He paused so long that she prompted him in a voice that threatened to
become unsteady. "Tell me more about him. What is his godship's name?"
"He looked so protestingly wise," Benton went on, "that I named him
Jonesy. I liked that name because it fitted him so badly. Jonesy is not
conventional in his ideas, but his morals are sound. He has seen
religions and civilizations and dynasties flourish and decay, and it has
all given him a certain perspective on life. He has occasionally given
me good council."
He paused again, but, noting that the singing voices were drawing
nearer, he continued more rapidly.
"In Alaska I used to lie flat on my cot before a great open fire and his
god-ship would perch cross-legged on my chest. When I breathed, he
seemed to shake his fat sides and laugh. When a pagan god from Peru
laughs at you in a Yukon cabin, the situation calls for attention. I
gave attention.
"Jonesy said that the major human motives sweep in deep channels,
full-tide ahead. He said you might in some degree regulate their floods
by rearing abutments, but that when you try to build a dam to stop the
Amazon you are dealing with folly. He argued that when one sets out to
dam up the tides set flowing back in the tributaries of the heart it is
written that one must fail. That is the gospel according to Jonesy."
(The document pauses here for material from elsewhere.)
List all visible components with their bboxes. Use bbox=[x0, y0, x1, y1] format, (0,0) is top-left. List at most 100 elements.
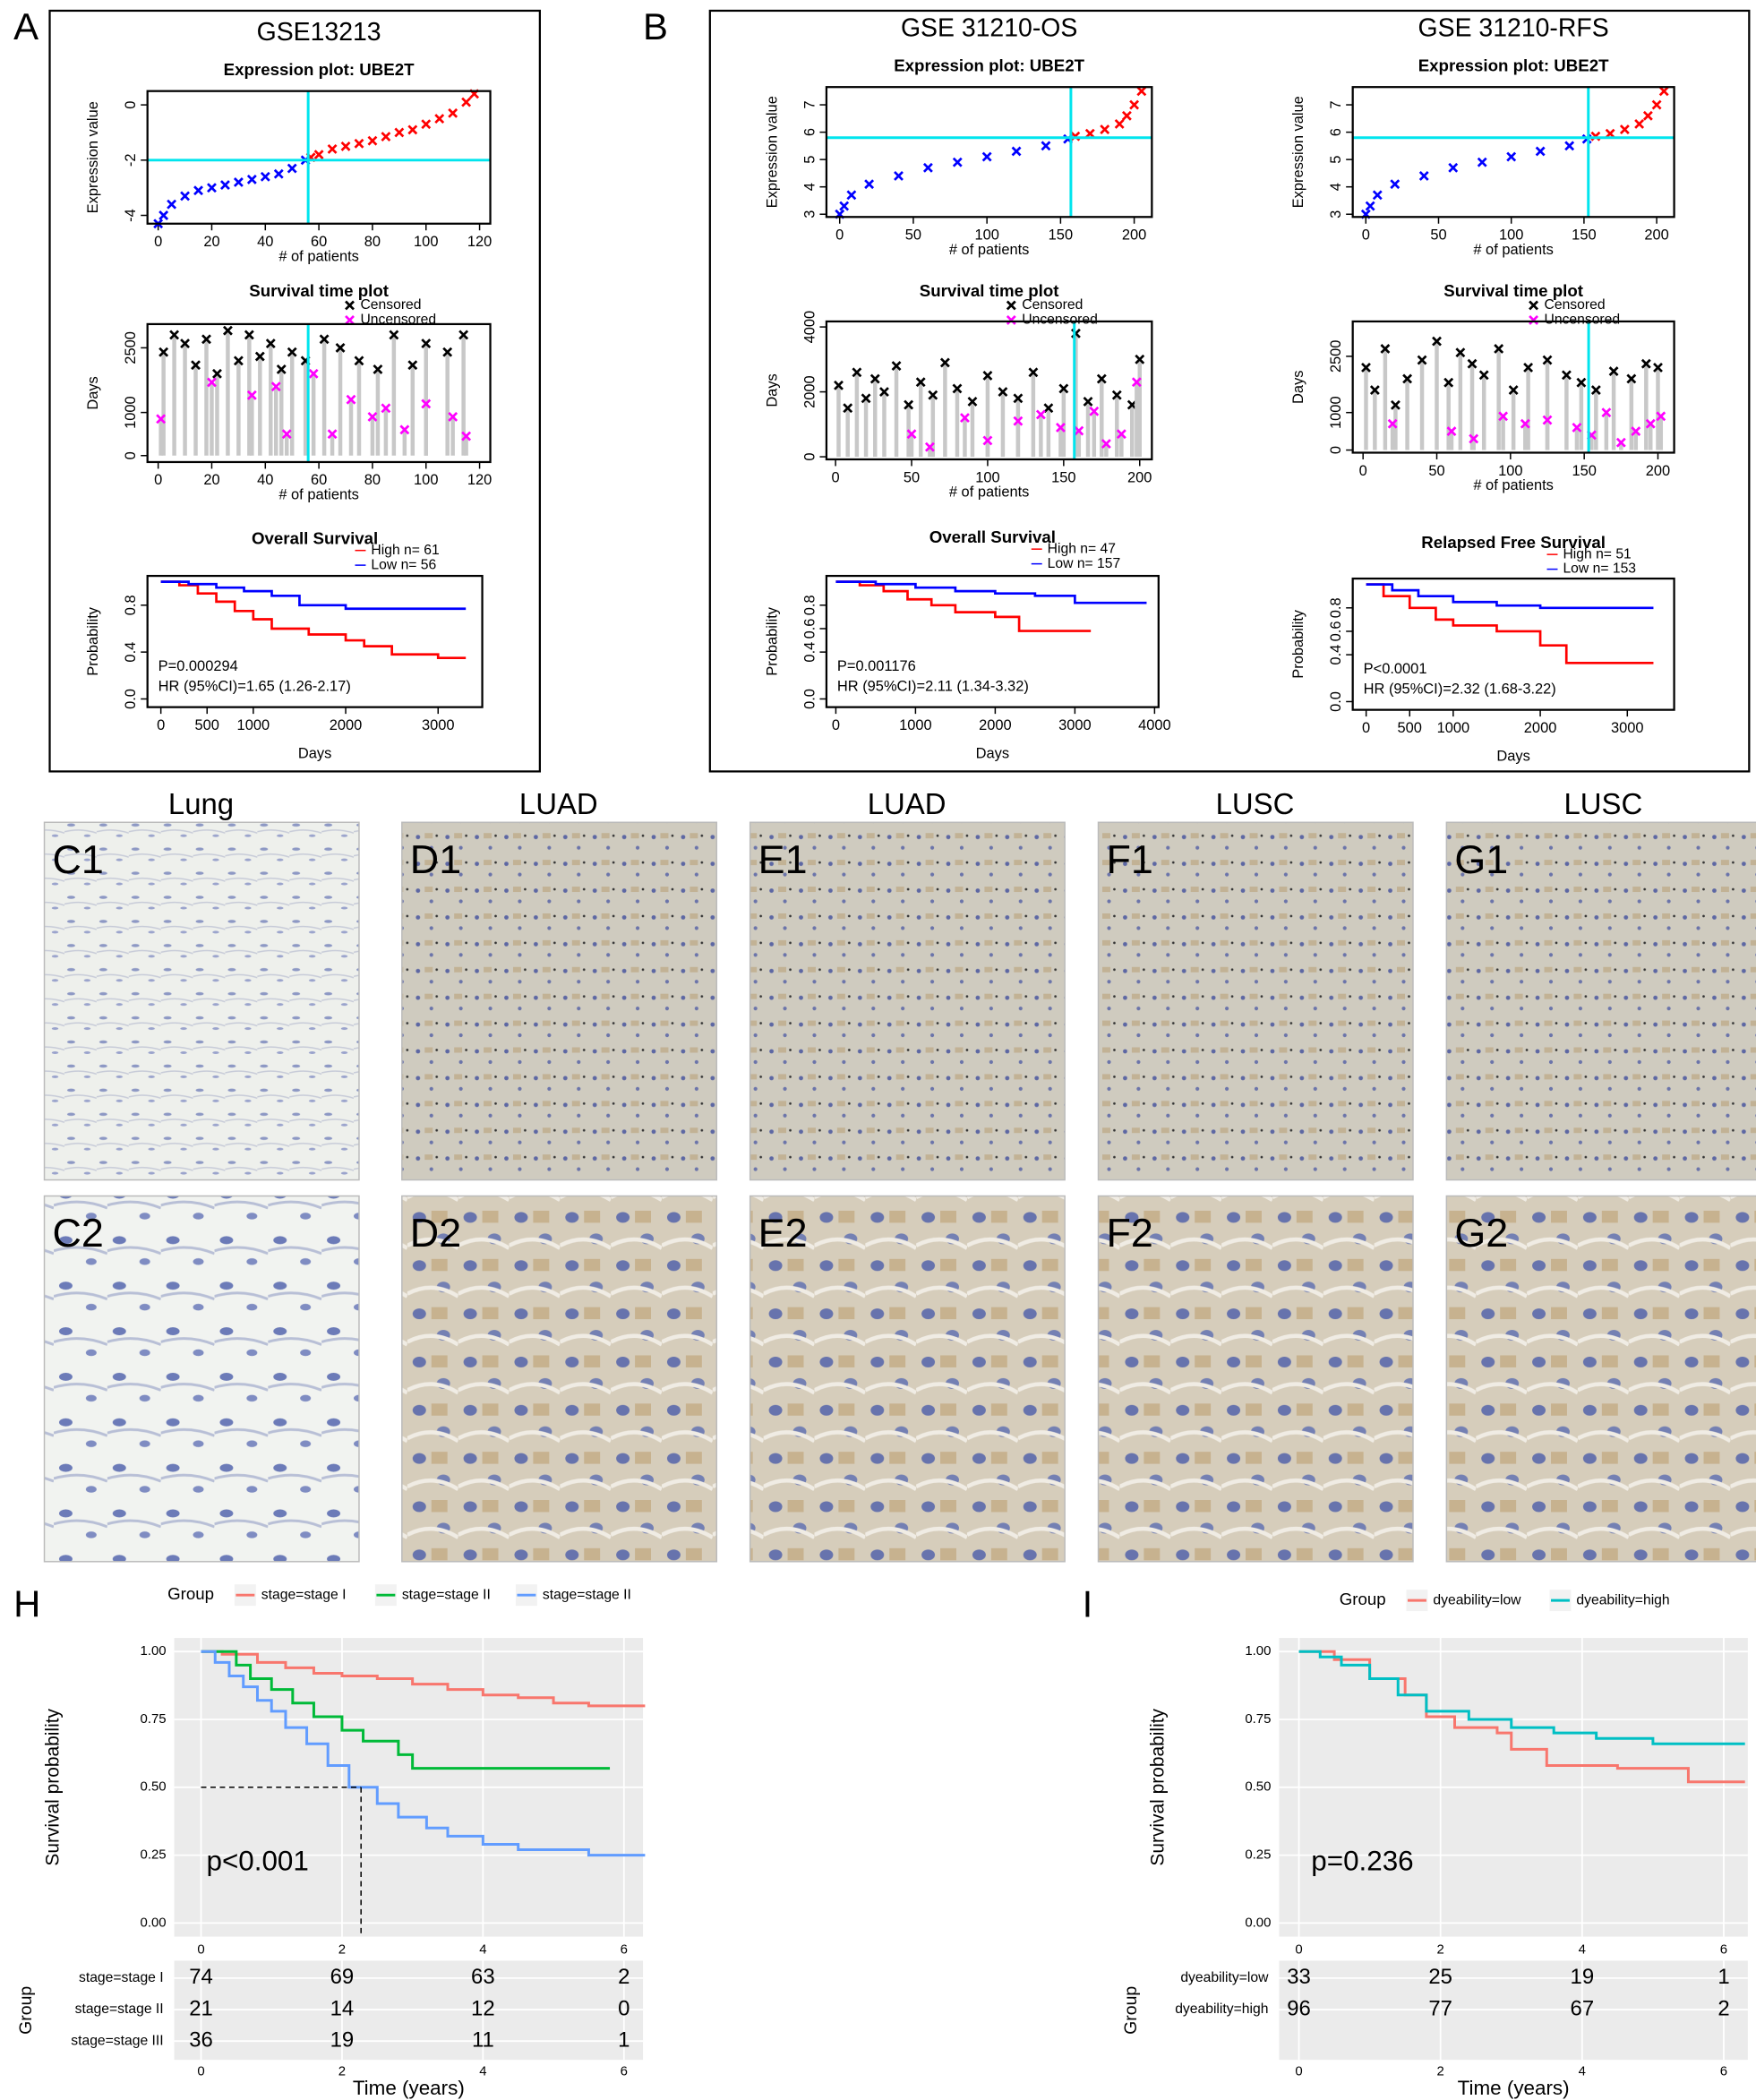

He turned his face to the front and shot the canoe forward. There was
silence except for the quiet dipping of their paddles, the dripping of
the water from the lifted blades, and the song drifting down river.
Finally Benton added: "I don't know what he will say to you, but perhaps he will give you good
advice--on those matters which the centuries can't change."
Cara's voice came soft, with a hint of repressed tears. "He has already
given me good advice, dear--" she said, "good advice that I can't
follow."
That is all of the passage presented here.